G. is 78 years old, is profoundly disabled, and has lived under the care of the state in a facility for nearly fifty years. Last month, she needed to be admitted to the hospital for what her nursing staff believed was a UTI and upper respiratory infection. After perfoming a CT scan, the physicians at the hospital determined that she had a bowel perforation that was causing an infection. Under ordinary treatment plans, the bowel would be resectioned. Initially, the surgeons were ready to go with this course of action. However, further consultation revealed that such a surgery would be extremely high risk for her, and there was a decent chance she would not even make it through the operation. If she did survive the surgery, she would face a difficult recovery. She might need a g-tube. None of these things sound very good when you are dealing with someone who cannot communicate, has no ability to understand her circumstances, and lacks the ability to perform basic tasks unassisted.

However, it was made clear that the only other option was to keep giving her antibiotics and hope that the perforation sealed itself, which is a possibility with bowel perforations. The chances of a self-repair diminish as time goes on and eventually the infection will diminish the effects of the antibiotics, leading to sepsis and death. So, there were two choices, high risk surgery or hope the perforation resolved, presented by the physicians. To their credit, the doctors were candid in their assessment and while they did not push either option, they made it quite clear that major abdominal surgery to prolong G.’s life would be precarious and would diminish her quality of life. Ultimately, it was decided that the best path was the one that allowed her to go back to her home and continue antibiotic treatments with the knowledge that this could turn into a palliative care situation quickly.

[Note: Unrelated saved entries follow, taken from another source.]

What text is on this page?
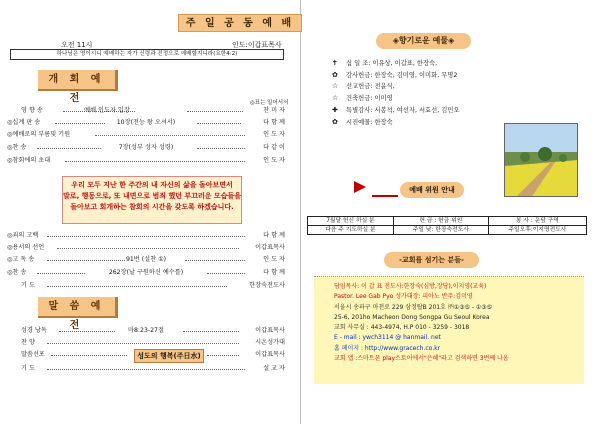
주 일 공 동 예 배
오전 11시	인도:이갑표목사
하나님은 영이시니 예배하는 자가 신령과 진정으로 예배할지니라(요한4:2)
개 회 예 전	◎표는 일어서서
영 향 송	예배 인도자 입장	찬 미 자
◎십계 판 송	10장(전능 왕 오셔서)	다 함 께
◎예배로의 부름및 기원	인 도 자
◎찬 송	7장(성부 성자 성령)	다 같 이
◎참회에의 초대	인 도 자
우리 모두 지난 한 주간의 내 자신의 삶을 돌아보면서
말로, 행동으로, 또 내면으로 범죄 했던 부끄러운 모습들을
돌아보고 회개하는 참회의 시간을 갖도록 하겠습니다.
◎죄의 고백	다 함 께
◎용서의 선언	이갑표목사
◎고 독 송	91번 (설찬 ①)	인 도 자
◎찬 송	262장(날 구원하신 예수를)	다 함 께
기 도	한장숙전도사
말 씀 예 전
성경 낭독	마8:23-27절	이갑표목사
찬 양	시온성가대
말씀선포	이갑표목사
성도의 행복(주日水)
기 도	설 교 자
◈향기로운 예물◈
✝ 십 일 조: 이유상, 이갑표, 한장숙,
✿ 감사헌금: 한장숙, 김미영, 이미화, 무명2
☆ 선교헌금: 전윤식,
☆ 건축헌금: 이미영
✚ 특별감사: 서봉석, 여선자, 서효선, 김민오
✿ 시진예물: 한장숙
예배 위원 안내
7월달 헌신 하실 분	헌 금 : 헌금 위원	봉 사 : 운담 구역
다음 주 기도하실 분	주일 낮: 한장숙전도사	주일오후:이지영전도사
-교회를 섬기는 분들-
담임목사: 이 갑 표 전도사:한장숙(심방,장당),이지영(교육)
Pastor. Lee Gab Pyo 성가대장: 피아노 반주:김미영
서울시 송파구 마천로 229 삼정탑B 201호 ㈜①③⑤ - ①③⑤
25-6, 201ho Macheon Dong Songpa Gu Seoul Korea
교회 사무실 : 443-4974, H.P 010 - 3259 - 3018
E - mail : ywch3114 @ hanmail. net
홈 페이지 : http://www.gracech.co.kr
교회 앱 :스마트폰 play스토어에서"은혜"라고 검색하면 3번째 나옴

It has been a few weeks since she returned to her facility and the perforation shows no sign of repairing itself. The provider explained that her bloodwork indicates a worsening infection and the antibiotics appear to have diminishing effectiveness. At this crossroad, the options are to send her back to the hospital to get treated with IV antibiotics that may be more effective, or to finish the prescribed course of antibiotics and then switch to comfort care measures. The former option would simply be a temporary delay of comfort care at best. After consultation with her niece, the decision was made to forgo active treatment and make her comfortable for the duration of her life.

Decisions like this make us uncomfortable because we are confronted with the hardest truth of life, that it has an end. How, we think, would we like it if someone decided for me to forgo life-saving treatment in the interest of comfort? This is harder to answer than it first appears. Most people would opt for comfort, but not everyone. When loved ones are incapacitated, we must speak for them, perhaps not knowing exactly what their wishes would be, but with experience of having known the person. In G.’s case, however, no one has truly known her. Not once has she uttered a word or written anything, but she is not a vegetable, she has had a reasonably active life. She has likes and dislikes. The mind is a mystery, and the extent to which she does or does not understand things is unknown. Operating with limited data, we are forced to speculate, and that raises the stakes in deciding how to treat her.

Ultimately, the choice is made by her body, frail and overburdened as it is. Morphine will flow generously to wrap her into a warm cocoon of comfort for her voyage to the far shore. She will decline until she breathes her last. Some people choose the manner and time of their own death, but for most of us we don’t have much of a say in the matter. Life is about learning to detach yourself from worldly objects and pleasures, and the denouement of the whole journey is learning to detach from our imperfect bodies. She may not be aware of this, but she will come to know it. Maybe her sister and mother will be there to wave her into a place where she can roll around in the cool grass in soft afternoon sunlight forever, having transcended her physical body and attained freedom at last. At least that’s how I would like to imagine it.